Présenté comme un candidat qui n’a pas d’actif en politique, Cabral Libii l’un des plus jeunes candidats de cette Présidentielle a tenu à indiquer que cela ne signifie pas qu’il n’a pas d’expérience en politique. «Tout d’abord ne pas avoir d’expérience de mandat électif ne fait pas de vous de quelqu’un qui n’a pas d’expérience politique non plus. Mais je vous dirai que mon idéologie ou celle que nous portons au sein du mouvement Onze millions de citoyens, au sein du parti Univers, parce que ce sont les deux organisations qui se sont mises ensemble, le parti univers étant le parti qui nous a accordé l’investiture à l’élection, c’est l’idéologie progressiste qui est aux confluents du libéralisme auquel notre tissu socio-économique n’est toujours pas préparé et, de l’étatisme dont la forte prégnance  est aujourd’hui hors d’époque.
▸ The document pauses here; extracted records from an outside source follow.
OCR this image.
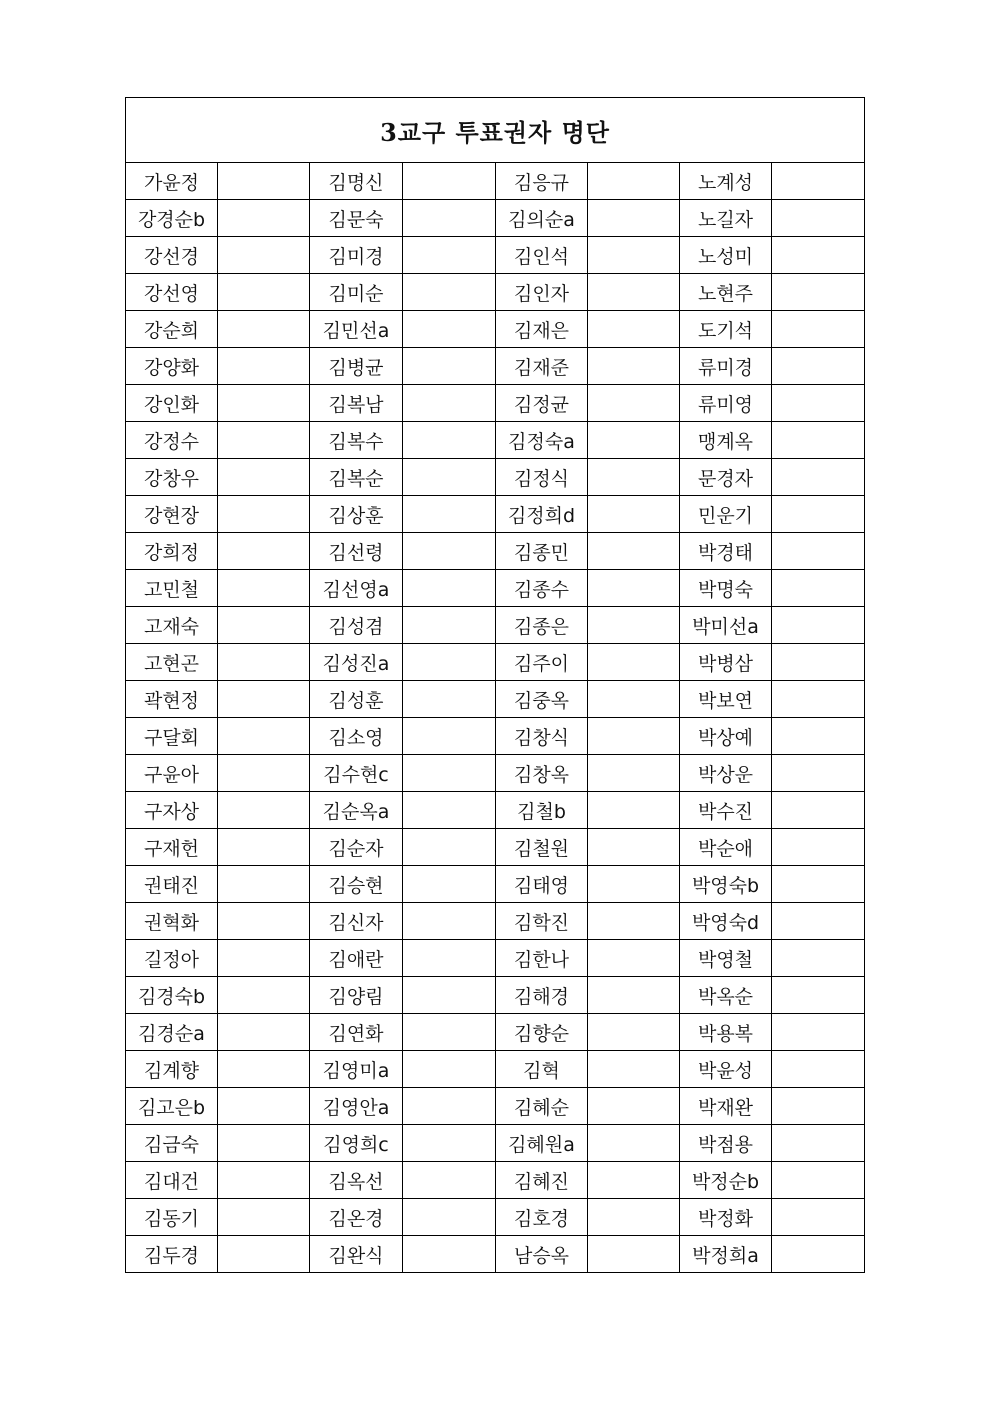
3교구 투표권자 명단							
가윤정		김명신		김응규		노계성	
강경순b		김문숙		김의순a		노길자	
강선경		김미경		김인석		노성미	
강선영		김미순		김인자		노현주	
강순희		김민선a		김재은		도기석	
강양화		김병균		김재준		류미경	
강인화		김복남		김정균		류미영	
강정수		김복수		김정숙a		맹계옥	
강창우		김복순		김정식		문경자	
강현장		김상훈		김정희d		민운기	
강희정		김선령		김종민		박경태	
고민철		김선영a		김종수		박명숙	
고재숙		김성겸		김종은		박미선a	
고현곤		김성진a		김주이		박병삼	
곽현정		김성훈		김중옥		박보연	
구달회		김소영		김창식		박상예	
구윤아		김수현c		김창옥		박상운	
구자상		김순옥a		김철b		박수진	
구재헌		김순자		김철원		박순애	
권태진		김승현		김태영		박영숙b	
권혁화		김신자		김학진		박영숙d	
길정아		김애란		김한나		박영철	
김경숙b		김양림		김해경		박옥순	
김경순a		김연화		김향순		박용복	
김계향		김영미a		김혁		박윤성	
김고은b		김영안a		김혜순		박재완	
김금숙		김영희c		김혜원a		박점용	
김대건		김옥선		김혜진		박정순b	
김동기		김온경		김호경		박정화	
김두경		김완식		남승옥		박정희a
Nous sommes porteurs d’un projet de société qui s’intitule «le Cameroun qui protège et qui libère les énergies». Protection sociale, protection civile, protection alimentaire. Les énergies : l’accès à la propriété, l’innovation, l’accès au développement, l’épanouissement du génie. Et cette idée-là a été structurée en onze axes qui sont donc bien déclinés, bien développés dans l’ouvrage qui devra être publié mais qui peut également être consultable sur les réseaux sociaux sur téléchargement play store», a-t-il déclaré.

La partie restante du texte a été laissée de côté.